Sprint 4, was… we don’t really talk about sprint 4 anymore.
After receiving feedback from the previous sprint and somehow not getting wrecked for our a) lack of meeting our MVP goals and b) our terrible communication, like really we were all so tired and wanted stuff to be over, we decided to start anew. Originally we had this whole plan to use strain gauges and built a mount - the mount got built in the last day to a reasonable degree, but we realized any further electrical iterations was unnecessary and that a lot of our electrical had actually been done in the first sprint - we just needed to apply it to the new thing being built.
For Sprint 4, we demo-ed a better version of Sprint 3 - namely, replacing the arm/palm to something more suitable for what we wanted. It was a really cool design, but had some pitfalls. One, because we had specified we wanted something ‘aesthetic’ as our end goal, it seemed that mounting the Servos on the outside was not doing that. However, stringing the Servos on the inside was very difficult. Also, it turns out that a huge problem with our system is TENSION. We learned that unless we created a tensioning system, no matter how tight we set the tendons, it just wouldn’t work. We tried fishing line, braided fishing line, string, surgical tubing, string with surgical tubing, braiding fishing line with surgical tubing - basically, everything except for actually ripping out the tendons from out body.
On the Sprint 4 ‘mini check-in,’ the professors informed us that there is bound to be slack in a physical system that is based on this sort of ‘tendon/string/line’ actuation, and we should really have something that would allow us to reduce the slack - e.g. a Servo mount that moves up and down, based on how tight or loose the tendons were going.
Software primarily worked on getting the mechanical system to work in the first place, as well as a bunch of things that never ended up getting integrated - like a GUI output, a more improved object tracking system, and interfacing between C++ and Serial.

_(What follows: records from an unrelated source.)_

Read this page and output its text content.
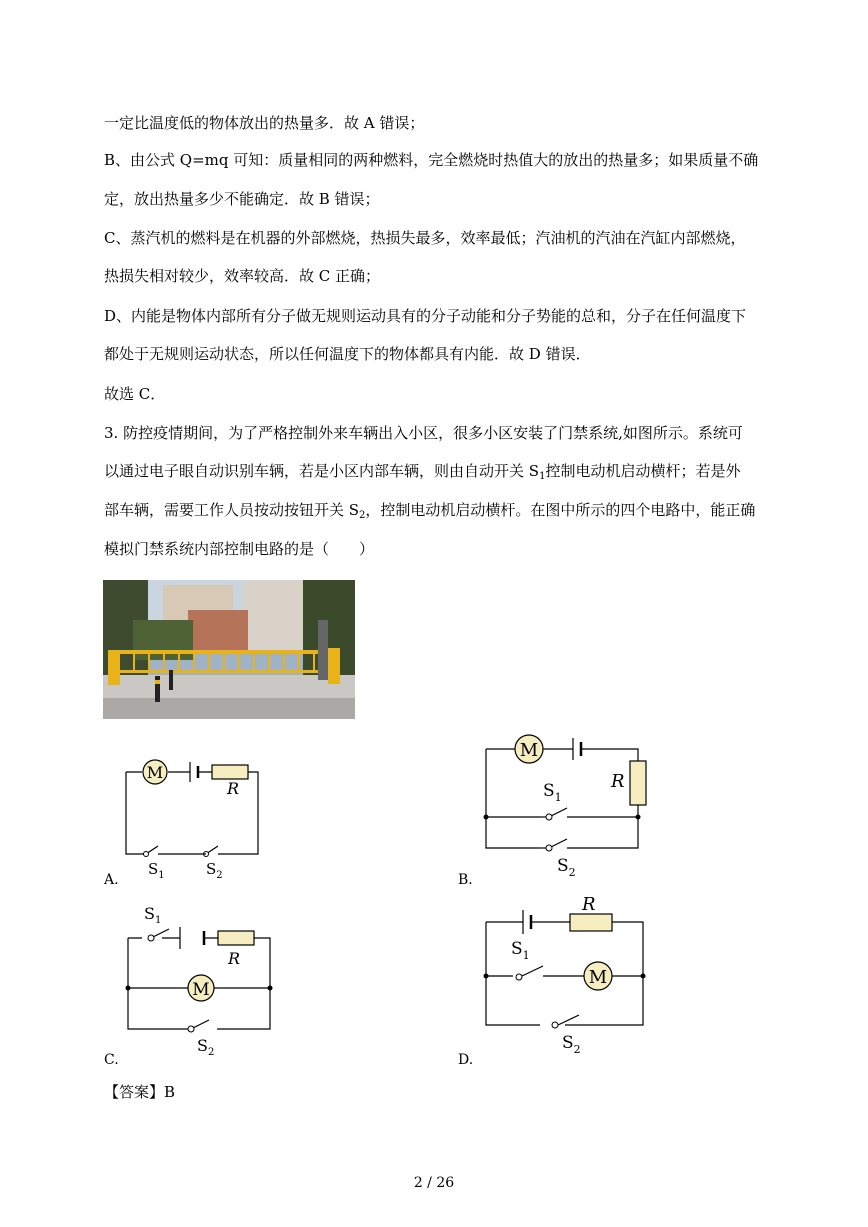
一定比温度低的物体放出的热量多．故 A 错误；
B、由公式 Q=mq 可知：质量相同的两种燃料，完全燃烧时热值大的放出的热量多；如果质量不确
定，放出热量多少不能确定．故 B 错误；
C、蒸汽机的燃料是在机器的外部燃烧，热损失最多，效率最低；汽油机的汽油在汽缸内部燃烧，
热损失相对较少，效率较高．故 C 正确；
D、内能是物体内部所有分子做无规则运动具有的分子动能和分子势能的总和，分子在任何温度下
都处于无规则运动状态，所以任何温度下的物体都具有内能．故 D 错误．
故选 C．
3. 防控疫情期间，为了严格控制外来车辆出入小区，很多小区安装了门禁系统,如图所示。系统可
以通过电子眼自动识别车辆，若是小区内部车辆，则由自动开关 $S_1$控制电动机启动横杆；若是外
部车辆，需要工作人员按动按钮开关 $S_2$，控制电动机启动横杆。在图中所示的四个电路中，能正确
模拟门禁系统内部控制电路的是（　　）
M
R
$S_1$	$S_2$
A.
M
R
$S_1$
$S_2$
B.
M
R
$S_1$
$S_2$
C.
M
R
$S_1$
$S_2$
D.
【答案】B
2 / 26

More information can be found in the software subsystems pages. Essentially, software did what we had done all semester - try to do our own things, but place them on the back burner until seemingly more important things like making stuff work came into play. It was here we realized that huh, maybe this was a really ineffective way of doing things, because we have three software and not everybody needs to be there to get it to work, but there we were.
We didn’t manage to improve much from Sprint 4. We had tried more types of tendons and different ways of tying them, but the lack of a tensioning system just meant that our results were unfruitful. We also didn’t manage to fully integrate all the cool code Software got to write. Because we relied so much on 3D printed parts, we hesitated doing anything huge mechanically, because that would mean a major overhaul of our system.
However, one thing we did do is mount our arm and hide as much of the electronics as possible. This way, our robotic arm was mounted more horizontally and it could truly prove that it can pick up objects (kind of, sort of). The fruits of our labor here can be seen in the final subsystems page, but as for actual reflection - I think we all agreed that all of us had worked hard, but maybe not effectively, on the project. We also knew we were all somewhat disappointed in our final product, but happy Aaron Hoover was not disappointed in us. In the end, we were glad it was done . . .
Except it wasn’t. We had a whole website to complete! Ahh! And that was quite a process, zero further reflection necessary. As for the fruits of our labor from that - well, you’re looking at it!